The survey highlights that 80% of the organizations plan to retain and reward high performing employees by reserving a portion of salary increase for highest performers.

This report highlighted that most of the organizations (71%) have not increased the overall budget. For majority of the organizations, the reason for this is overall cost reductions. However, in some organizations, concerns about the broader economy and restructuring of business are some of the other reported reasons.

The current economic scenario has impacted variable compensation payouts for majority of the organizations. Most organizations have frozen certain benefits, redesigned their incentive programs, and implemented a voluntary separation scheme to beat the current challenge.
Most organizations also ensured communication of key issues to employees in the current economic scenario. Most frequent issues communicated are the financial health of the organization and the budget allocation for the new fiscal year.

Other key measures being undertaken by real estate & infrastructure companies are - providing additional learning and development opportunities, creating supplemental & discretionary incentive pool and granting discretionary stock options to high-performing employees,.

Speaking about the report Andy Heath, Real Estate & Infrastructure Industry Leader, Hewitt Middle East, commented: “In the current economic scenario, when employees are unsure about their future, organizations are increasingly focusing on retention of key talent to prevent them from moving to competition.
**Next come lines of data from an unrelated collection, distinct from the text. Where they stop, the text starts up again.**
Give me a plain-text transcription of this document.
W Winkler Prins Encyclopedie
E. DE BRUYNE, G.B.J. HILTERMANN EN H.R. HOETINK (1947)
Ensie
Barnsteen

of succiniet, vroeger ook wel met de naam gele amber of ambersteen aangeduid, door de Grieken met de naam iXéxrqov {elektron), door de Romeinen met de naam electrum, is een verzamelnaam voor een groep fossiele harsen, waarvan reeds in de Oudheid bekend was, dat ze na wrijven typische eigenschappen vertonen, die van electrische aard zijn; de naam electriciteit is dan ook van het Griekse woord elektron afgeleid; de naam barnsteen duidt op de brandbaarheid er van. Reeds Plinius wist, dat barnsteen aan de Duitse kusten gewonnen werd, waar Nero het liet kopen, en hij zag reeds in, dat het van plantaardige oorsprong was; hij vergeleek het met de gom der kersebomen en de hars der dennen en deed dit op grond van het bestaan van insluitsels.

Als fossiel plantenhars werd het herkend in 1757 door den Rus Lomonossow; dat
Clearly, the retention of key talent will be critical for the organizations in their quest to tide over the current state of downturn “

Interestingly, the trends show that the overall voluntary attrition rates across the organizations were very similar to the involuntary attrition rate. The overall voluntary attrition rates ranged between 11.7% and 13%, while the overall involuntary attrition rate was reported as 10% to 13.2%.

Andy Heath adds, “Organizations are facing immense challenges with respect to their manpower costs. Any actions in dealing with redundant manpower raises concern amongst employees and therefore might lead to voluntary attrition of key talent to competition. The similarity between voluntary and involuntary attrition rates could be due to this reason. Organizations need to be cautious in dealing with redundancies. “

Organizations are increasingly undertaking measures to attract and retain key talent. Some such measures were employee involvement through focus groups, long service and other yearly awards, better incentive plans, internal replacement or inter company transfer for redundant positions and implementing capability model to set the behavior criteria for recruitment and promotions.